Turning on and off a Pernament Magnet Field

[JackH]

Hello z_p_e,

""2) You originally stated that the means of turning a magnet OFF was by way of applying a ~180kHz square wave across the magnet (perpendicular to the field).""

The above quote was not any of my idea.  I did not talk about using ~180kHz square wave across the magnet, that must have been someone else.  I have only two ways to turn on/off a permanent, one is by dc power(8 watts), the other is by means of a mechanical lever.  Both have been patent applied for. The dv voltage is not applied across the magnet, this I think would totally destroy the permanent magnet.

Later,,,,JackH

[z_p_e]

Hi Jack, thanks for your response.

I see that I have made a mistake in thinking that this topic, as well as the "Permanent Magnet: ON/OFF Mechanism..." topic were speaking of the same inventor. Being that you had posted in that topic, I assumed it was a more or less duplicate topic. I wonder if others made the same erroneous assumption.

Anyway, that definately cleared some things up...thank you.

You mentioned that 8 watts is required to do your switching, and again I'm wondering, what is the percentage reduction in the field?

You also mentioned that your method increases the strength of the magnet by 4X. In this "ON" state, are you still using 8 Watts of power? In other words, when using the DC voltage means of switchng the magnetic field, is 8 Watts of power required for both the "ON" AND "OFF" states?

Regards,
z_p_e

[JackH]

Hello z_p_e,

Well I'm sorry but I just do not know what you mean when you say, what is the percentage reduction in the field?

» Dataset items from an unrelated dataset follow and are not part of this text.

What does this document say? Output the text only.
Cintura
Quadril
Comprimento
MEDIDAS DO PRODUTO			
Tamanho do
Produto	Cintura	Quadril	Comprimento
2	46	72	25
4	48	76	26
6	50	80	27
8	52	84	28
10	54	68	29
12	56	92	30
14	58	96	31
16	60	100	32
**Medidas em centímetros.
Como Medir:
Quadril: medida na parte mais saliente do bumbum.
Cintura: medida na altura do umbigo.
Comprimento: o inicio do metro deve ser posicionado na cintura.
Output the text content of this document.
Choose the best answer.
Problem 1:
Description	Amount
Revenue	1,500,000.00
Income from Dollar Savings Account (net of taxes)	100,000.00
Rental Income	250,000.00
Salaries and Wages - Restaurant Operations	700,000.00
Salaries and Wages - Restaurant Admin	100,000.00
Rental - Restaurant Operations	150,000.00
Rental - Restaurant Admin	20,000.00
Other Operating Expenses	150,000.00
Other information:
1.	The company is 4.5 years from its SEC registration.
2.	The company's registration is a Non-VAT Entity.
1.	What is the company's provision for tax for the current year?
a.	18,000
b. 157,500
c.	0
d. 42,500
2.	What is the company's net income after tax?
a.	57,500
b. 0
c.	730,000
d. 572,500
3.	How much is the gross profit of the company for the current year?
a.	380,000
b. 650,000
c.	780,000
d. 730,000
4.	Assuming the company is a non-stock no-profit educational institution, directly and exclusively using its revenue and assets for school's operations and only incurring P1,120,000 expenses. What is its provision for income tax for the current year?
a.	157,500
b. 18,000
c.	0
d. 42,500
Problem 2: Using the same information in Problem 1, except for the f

8 Watts of power is only needed for the ON cycle. No power is used during the off state, in fact it gives power back from back EMF during the off state. Currently I am just feeding this back EMF to ground through a capaciter, but it will be used in the future to help run the motor.  During the off state the magnetic field is at about 99% gone.

Later,,,,JackH

[z_p_e]

Hi Jack. Sorry for the confusion.

What I mean by the ON state, is the default state of every magnet, with no influence to try and increase or decrease it's field by some external effect. In other words, take any normal magnet in your hand...this magnet its in it's ON state.

Now take that same magnet, influence it by some external effect (such as your invention), and the magnet's field is either reduced significantly, or eliminated all together....the magnet is now in what I have been calling an "OFF" state.

I am referring to the state the magnet's field is in, not when you are using the electric power (8 Watts) to achieve your effect.

What I meant by percentage reduction of the field, could be stated by a ratio such as: "100% - Boff/Bon", the magnetic field ratio of OFF to ON, taken from 100%. You have already answered that by saying 99%, thanks.

8 Watts of power is only needed for the ON cycle. No power is used during the off state

Having said what I meant by ON and OFF, and reference to the magnet vs. applied power, does your quote still stand, or is it now reversed?

Taking a stab:

[400% magnetic field strength, magnet ON state] = no electrical power required or applied
[1% magnetic field strength, magnet OFF state] = 8 Watts electrical power applied to achieve effect

Is this correct?

Regards,
Darren

[hartiberlin]

No power is used during the off state, in fact it gives power back from back EMF during the off state. ....
During the off state the magnetic field is at about 99% gone.

Later,,,,JackH

Ahh Jack, now I have understood your design.
You norrmally have shorted out the flux of the statormagnet
via a shortout core at the OFF state, no power required.

And then use an 8 Watts energy pulse via a coil around this
shortout core to redirect the flux
from the shortout core to a different core, where your rotor
magnet is driven , right ?

Looks like an "inverted" Flynn design then...
Regards, Stefan.